Stream

The stream delivery method lets you consume a topic as an ordered log, where consumer groups track their-progress based on the offset in the log.

The stream delivery method is more complex than the others, but it’s the best fit for Kafka-like stream processing behavior which requires exactly once and head-of-line blocking. If you need ordered delivery but don’t need exactly-once processing (e.g. CDC), please consider using fifo instead as it provides for more flexible ordered consumption.

Publishing messages

In the msgs module, publishing is done to topics that are shared across all delivery methods, with the different delivery methods only applying at consumption time. Please refer to the topic publishing API for information on how to publish messages to a topic.

Partitions

Partitions are subdivisions of a topic that enable parallel processing and scalability. Because of how stream processing works, only one consumer can consume a single partition at a time, so dividing a topic to multiple partitions makes it possible to process the topic using multiple consumers in parallel.

Many use-cases don’t require parallel stream processing, so if you don’t think you need it, just stick to the default 1 partition per topic. With that being said, partitions are cheap in Coyote, so you can create a high number of partitions from the get go and not worry about it.

Partitions are named using the topic~N convention: a topic foo has partitions foo~0, foo~1, etc.
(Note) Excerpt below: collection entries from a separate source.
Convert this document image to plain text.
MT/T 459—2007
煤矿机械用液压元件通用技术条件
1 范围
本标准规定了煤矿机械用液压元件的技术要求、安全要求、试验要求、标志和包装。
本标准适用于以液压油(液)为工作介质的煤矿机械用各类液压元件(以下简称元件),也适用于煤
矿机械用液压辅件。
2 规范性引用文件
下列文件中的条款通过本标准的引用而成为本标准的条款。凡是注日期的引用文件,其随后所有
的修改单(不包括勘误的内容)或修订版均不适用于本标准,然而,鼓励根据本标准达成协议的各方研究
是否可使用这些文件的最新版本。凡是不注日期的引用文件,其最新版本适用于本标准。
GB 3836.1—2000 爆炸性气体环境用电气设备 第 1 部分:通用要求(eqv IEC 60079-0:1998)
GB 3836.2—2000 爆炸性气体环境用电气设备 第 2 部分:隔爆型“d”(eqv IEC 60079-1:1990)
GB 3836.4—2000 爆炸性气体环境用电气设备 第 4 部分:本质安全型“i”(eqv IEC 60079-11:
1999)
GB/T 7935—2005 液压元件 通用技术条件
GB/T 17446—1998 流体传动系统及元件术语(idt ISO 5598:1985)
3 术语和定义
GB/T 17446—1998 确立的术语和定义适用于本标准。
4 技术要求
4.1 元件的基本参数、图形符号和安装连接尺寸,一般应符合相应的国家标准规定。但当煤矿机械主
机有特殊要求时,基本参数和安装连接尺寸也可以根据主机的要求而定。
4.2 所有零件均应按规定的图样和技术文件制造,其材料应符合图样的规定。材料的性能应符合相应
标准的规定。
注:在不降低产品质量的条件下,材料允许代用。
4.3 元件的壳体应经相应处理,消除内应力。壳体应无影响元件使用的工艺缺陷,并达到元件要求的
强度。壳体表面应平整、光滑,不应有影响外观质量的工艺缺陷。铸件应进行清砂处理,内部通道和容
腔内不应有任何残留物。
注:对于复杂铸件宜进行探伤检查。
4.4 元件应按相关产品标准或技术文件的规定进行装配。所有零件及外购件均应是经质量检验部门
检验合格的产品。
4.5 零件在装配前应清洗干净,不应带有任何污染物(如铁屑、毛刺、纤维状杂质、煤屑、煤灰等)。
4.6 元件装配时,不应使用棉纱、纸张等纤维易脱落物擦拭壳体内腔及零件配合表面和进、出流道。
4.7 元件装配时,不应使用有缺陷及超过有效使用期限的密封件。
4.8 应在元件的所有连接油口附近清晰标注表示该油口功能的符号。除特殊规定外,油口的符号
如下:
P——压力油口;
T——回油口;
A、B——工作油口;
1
You can read from a topic (Coyote picks the partition for you) or target a specific partition directly.

Partition counts can be increased at any time, but never decreased.

The concept of partitions technically applies to all delivery methods, but it’s completely abstracted away in all but stream.

Ordering and keys

Coyote uses the group_key property to decide which messages goes to which partitions; which also means that stream retains the relative ordering of messages with a group_key. Topics are divided into one or more partitions. Messages with the same key are always routed to the same partition, preserving their relative order. Messages without a key are distributed round-robin across partitions.

If ordering matters, always set group_key when publishing.

Increasing the partition count may break ordering between messages published before and after the change. Though that will change soon as we implement functionality to support partition count increase while maintaining ordering.

Receiving messages

Coyote automatically assigns partitions to consumers within a consumer group. Each consumer only receives messages from its assigned partitions, ensuring that multiple consumers can work in parallel without blocking each other.

Receiving messages is done using the coyote.msgs.stream.receive API as follows:


coyote.msgs.stream.receive(
    topic="topic-123",        // Topic (or specific partition) to consume from
    consumer_group="group1",  // The consumer group to use
    // Wait until batch_size messages are available,
    // or batch_wait_millis has passed (whichever comes first).
    batch_size: 100,
    batch_wait_millis: 10_000,
    // How long a consumer holds a batch before it is considered abandoned.
    lease_duration_millis: 500_000
)

Which returns:


{
    msgs: [
        {
            "offset": 0,
            "topic": "topic-123~0",
            "value": b"msg-payload-1",
            "timestamp": Date(...),
        },
        {
            "offset": 1,
            "topic": "topic-123~0",
            "value": b"msg-payload-2",
            "headers": {},
            "timestamp": Date(...),
        },
        {
            "offset": 0,
            "topic": "topic-123~1",
            "value": b"msg-payload-3",
            "headers": { "h1": "v1" },
            "timestamp": Date(...),
        }
    ]
}

As you can see, each message has an associate offset, and the topic + partition it was received from. Messages from the same partition will always be sorted from the lower to the higher offset.

Committing offsets

After processing messages, commit the highest offset you have successfully handled. Coyote will resume from the next offset on the next receive call.


coyote.msgs.stream.commit(
    topic="topic-123~0",    // Must be a specific partition
    consumer_group="group1",
    offset=3                // Commits all messages up to and including this offset
)

Seeking

You can manually reposition a consumer group’s read position using coyote.msgs.stream.seek. This is useful for replaying messages or skipping ahead.


coyote.msgs.stream.seek(
    topic="topic-123~0",      // Topic or specific partition
    consumer_group="group1",
    // Provide exactly one of: timestamp, or position
    timestamp: Date(...),
    position: "earliest" | "latest"
)

Exactly-once delivery

For exactly-once semantics, track offsets per partition in your own storage and commit them server-side after each successful write to your destination. If additional partitions are added to the topic later, begin tracking their offsets as well.

Even when managing offsets yourself, you are still expected to commit offsets server-side using coyote.msgs.stream.commit.

Advanced offset management

The following APIs operate on individual partitions only (not on a topic as a whole):

coyote.msgs.stream.offset_get: returns the current committed offset for a partition and consumer group.
coyote.msgs.stream.offset_seek: directly sets the committed offset for a partition and consumer group.

Configuration

Partition count is configured per topic using coyote.msgs.topic.configure:


coyote.msgs.topic.configure(
    topic="topic-123",
    partitions=4
)

Please refer to the partitions section above for more information on setting partition counts.